「好了,啟明星都出來了,我們回去吧,今天還有課呢。」柘林扶起我。
有人是浪漫了一個晚上,但是有人卻是忙了一個晚上。
「這是怎麼回事!」
看見自己的家變成這個樣子,我腦子裡一下子斷了弦,自己的家一片灰燼,連周圍的鄰居也遭到了連累。
「你終於回來了。」柴禹瓊從裡邊走了出來,一臉的灰塵。
「到底是怎麼回事!」我一把抓住了他的胳膊,「為什麼會這樣?」
「你放鬆一點,我不知道是誰放的火,但是消防隊已經說了,是有人蓄意縱火,放心我一定會查出來的。」柴禹瓊有些心疼的看著她空洞的眼神。
我現在已經聽不到任何事了,她只知道自己從現在開始什麼都沒有了,原來不管怎樣,還有一個安身的地方,但是現在,連唯一的財產都沒有了,幸好今天晚上在外邊,爸爸也不在,要不然結果不堪設想,剛才的救火車竟然是向自己家裡來的,真是混帳啊,為什麼警覺性這麼低。
「小可,裡邊已經沒有什麼東西了,你要找一個地方住啊。」柴禹瓊覺得她的家燒掉,也不見得是件壞事。
「我去找小惠好了。」我現在腦子裡還是混亂一片。
「要是那幫人不死心,再放火燒了小惠的家就不好了。」
我愣愣的看著他,「那你說我該怎麼辦。除了小惠,我已經沒有什麼地方可以去了。」
「你還有我啊,我們不是兄妹嗎,我會幫你的。」柴禹瓊握住我的手。「你先住在我的一個別墅裡邊好了。我就不信那些人會打我的主意。」
「謝謝你。」我有些感激的看著柴禹瓊,他竟然會這樣的幫自己。
「既然你沒有什麼收拾的了,我們走吧。」柴禹瓊知道趁熱打鐵的道理。
我最後看了原來的房子一眼,戀戀不捨的離開了。
「等找到合適的房子以後,我就會搬出去的,麻煩你了。」我看著這裡的大房子,很自覺的說。

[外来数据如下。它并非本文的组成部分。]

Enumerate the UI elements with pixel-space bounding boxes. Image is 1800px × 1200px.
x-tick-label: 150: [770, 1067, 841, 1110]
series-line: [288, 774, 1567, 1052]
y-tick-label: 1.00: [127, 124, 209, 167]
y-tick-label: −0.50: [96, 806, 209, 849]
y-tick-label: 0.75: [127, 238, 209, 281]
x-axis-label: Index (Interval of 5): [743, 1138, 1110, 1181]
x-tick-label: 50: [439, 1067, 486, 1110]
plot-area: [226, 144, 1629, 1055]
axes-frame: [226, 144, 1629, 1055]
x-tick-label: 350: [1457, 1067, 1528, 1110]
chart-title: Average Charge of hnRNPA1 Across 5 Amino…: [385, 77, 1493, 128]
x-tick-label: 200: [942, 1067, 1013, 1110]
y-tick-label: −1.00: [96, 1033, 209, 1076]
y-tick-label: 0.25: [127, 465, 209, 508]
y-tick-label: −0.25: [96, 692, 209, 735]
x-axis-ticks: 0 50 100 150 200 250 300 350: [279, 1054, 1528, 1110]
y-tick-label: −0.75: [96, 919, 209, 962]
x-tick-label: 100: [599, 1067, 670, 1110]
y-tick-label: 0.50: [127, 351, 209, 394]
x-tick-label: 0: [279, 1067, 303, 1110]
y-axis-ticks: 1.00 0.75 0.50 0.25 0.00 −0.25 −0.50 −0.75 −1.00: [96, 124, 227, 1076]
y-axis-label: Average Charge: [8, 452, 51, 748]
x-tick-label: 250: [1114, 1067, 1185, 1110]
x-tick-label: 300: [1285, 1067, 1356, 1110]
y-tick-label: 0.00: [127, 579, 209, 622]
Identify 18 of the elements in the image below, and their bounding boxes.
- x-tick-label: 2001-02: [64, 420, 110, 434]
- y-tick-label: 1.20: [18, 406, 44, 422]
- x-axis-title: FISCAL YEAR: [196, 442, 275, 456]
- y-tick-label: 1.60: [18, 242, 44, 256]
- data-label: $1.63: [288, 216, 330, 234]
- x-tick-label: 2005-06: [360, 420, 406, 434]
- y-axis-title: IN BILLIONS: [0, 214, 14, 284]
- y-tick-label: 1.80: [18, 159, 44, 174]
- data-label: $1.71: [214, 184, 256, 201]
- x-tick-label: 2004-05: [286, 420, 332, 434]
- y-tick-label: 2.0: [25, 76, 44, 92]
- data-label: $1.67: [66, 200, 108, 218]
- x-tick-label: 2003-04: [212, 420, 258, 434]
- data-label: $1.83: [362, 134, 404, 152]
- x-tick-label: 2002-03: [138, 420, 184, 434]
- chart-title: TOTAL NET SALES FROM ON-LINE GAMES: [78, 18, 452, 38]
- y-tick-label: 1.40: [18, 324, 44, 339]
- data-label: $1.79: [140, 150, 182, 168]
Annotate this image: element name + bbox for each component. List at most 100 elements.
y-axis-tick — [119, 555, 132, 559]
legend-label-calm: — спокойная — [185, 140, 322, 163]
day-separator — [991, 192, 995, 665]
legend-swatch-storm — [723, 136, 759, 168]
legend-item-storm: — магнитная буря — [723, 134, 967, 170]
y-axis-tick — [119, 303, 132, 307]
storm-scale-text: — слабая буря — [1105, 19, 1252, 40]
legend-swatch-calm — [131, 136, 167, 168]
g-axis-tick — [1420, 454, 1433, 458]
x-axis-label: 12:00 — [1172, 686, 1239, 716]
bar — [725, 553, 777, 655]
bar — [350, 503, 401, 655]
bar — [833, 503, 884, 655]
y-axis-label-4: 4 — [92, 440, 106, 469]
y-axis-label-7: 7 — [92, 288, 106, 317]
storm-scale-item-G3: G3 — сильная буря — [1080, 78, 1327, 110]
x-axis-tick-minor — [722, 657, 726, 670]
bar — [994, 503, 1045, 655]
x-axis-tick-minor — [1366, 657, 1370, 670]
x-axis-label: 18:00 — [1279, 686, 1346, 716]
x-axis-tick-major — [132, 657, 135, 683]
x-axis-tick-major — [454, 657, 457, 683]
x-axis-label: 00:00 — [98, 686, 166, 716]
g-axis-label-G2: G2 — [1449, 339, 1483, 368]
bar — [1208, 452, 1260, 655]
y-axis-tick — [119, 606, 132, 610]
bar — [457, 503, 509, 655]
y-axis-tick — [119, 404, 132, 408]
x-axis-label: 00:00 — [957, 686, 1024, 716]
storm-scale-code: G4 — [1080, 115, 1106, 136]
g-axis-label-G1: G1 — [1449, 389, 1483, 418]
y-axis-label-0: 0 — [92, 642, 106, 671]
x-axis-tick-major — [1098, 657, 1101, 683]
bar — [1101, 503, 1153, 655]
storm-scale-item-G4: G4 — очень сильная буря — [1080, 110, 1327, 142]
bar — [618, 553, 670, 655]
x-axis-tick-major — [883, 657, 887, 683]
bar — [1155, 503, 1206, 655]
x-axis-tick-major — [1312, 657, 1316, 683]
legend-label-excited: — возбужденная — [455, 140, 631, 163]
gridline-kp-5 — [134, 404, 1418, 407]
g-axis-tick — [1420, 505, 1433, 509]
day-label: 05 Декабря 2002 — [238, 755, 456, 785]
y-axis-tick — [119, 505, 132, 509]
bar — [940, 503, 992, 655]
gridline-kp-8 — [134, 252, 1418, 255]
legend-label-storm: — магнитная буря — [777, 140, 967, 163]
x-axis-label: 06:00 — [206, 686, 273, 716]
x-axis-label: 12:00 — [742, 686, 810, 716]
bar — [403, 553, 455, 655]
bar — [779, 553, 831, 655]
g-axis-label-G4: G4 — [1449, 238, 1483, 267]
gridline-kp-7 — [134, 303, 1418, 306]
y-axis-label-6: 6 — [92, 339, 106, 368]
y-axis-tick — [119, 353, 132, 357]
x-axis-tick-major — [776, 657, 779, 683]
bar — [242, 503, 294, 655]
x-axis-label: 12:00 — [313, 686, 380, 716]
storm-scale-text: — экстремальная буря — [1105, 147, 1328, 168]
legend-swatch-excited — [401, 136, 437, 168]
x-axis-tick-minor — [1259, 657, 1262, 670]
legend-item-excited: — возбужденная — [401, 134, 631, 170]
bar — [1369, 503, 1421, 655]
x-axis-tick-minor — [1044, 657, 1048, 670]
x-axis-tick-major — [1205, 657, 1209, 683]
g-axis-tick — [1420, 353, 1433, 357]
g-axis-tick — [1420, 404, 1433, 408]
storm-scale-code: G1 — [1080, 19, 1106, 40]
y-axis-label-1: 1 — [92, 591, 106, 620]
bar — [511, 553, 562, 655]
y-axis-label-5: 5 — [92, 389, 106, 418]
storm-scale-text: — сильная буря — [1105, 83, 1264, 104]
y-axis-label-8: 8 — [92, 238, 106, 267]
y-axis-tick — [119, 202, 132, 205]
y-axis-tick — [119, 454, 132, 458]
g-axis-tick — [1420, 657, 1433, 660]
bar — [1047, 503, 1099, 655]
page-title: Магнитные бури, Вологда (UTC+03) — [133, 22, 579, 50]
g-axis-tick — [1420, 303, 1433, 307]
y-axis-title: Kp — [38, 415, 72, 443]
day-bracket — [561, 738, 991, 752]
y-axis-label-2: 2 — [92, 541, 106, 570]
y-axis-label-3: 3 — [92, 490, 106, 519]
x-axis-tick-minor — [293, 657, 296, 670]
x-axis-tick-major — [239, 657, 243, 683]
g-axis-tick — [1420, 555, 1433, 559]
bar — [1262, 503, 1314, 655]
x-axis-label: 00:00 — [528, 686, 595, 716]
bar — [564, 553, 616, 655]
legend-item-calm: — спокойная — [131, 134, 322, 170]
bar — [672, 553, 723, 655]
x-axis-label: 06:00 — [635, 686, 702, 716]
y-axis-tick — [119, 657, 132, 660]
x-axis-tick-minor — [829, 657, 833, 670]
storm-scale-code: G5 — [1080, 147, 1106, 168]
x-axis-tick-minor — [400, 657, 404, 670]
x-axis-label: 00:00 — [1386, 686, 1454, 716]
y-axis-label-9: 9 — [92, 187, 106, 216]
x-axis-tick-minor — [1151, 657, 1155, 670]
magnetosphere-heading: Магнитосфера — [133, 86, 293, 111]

「沒關係,你住多長時間都沒有問題,這裡我們家人很少來的,反正也是空著,你就當有限利用資源好了。」柴禹瓊交給我鑰匙。
「該上學了,」我猛地想起,已經快要八點了。
「沒關係的,你吃些東西,我們一起去,放心,沒有事的。」他憐愛的看著我。
由於這個原因,很快的校園裡就傳開了,兩個人的關係更進一步,出雙入對,大清早的從一間屋子出來,鑑於柴禹瓊以前的女友記錄是零,我的名字現在可是八卦之首。
「真是受不了了。」我苦惱的坐在了學生會主席室。
「隨他們好了。」柴禹瓊現在也是後悔,為什麼答應了做學生會主席,現在自己的事情一堆堆的,他也很煩。「要是你很在意,那我們就承認好了,澄清謠言是最簡單的了。」
「好啊,就是承認了,我也是很沾光的,畢竟找一個有錢又帥,專一的男孩子很難得啊。」我來了興致。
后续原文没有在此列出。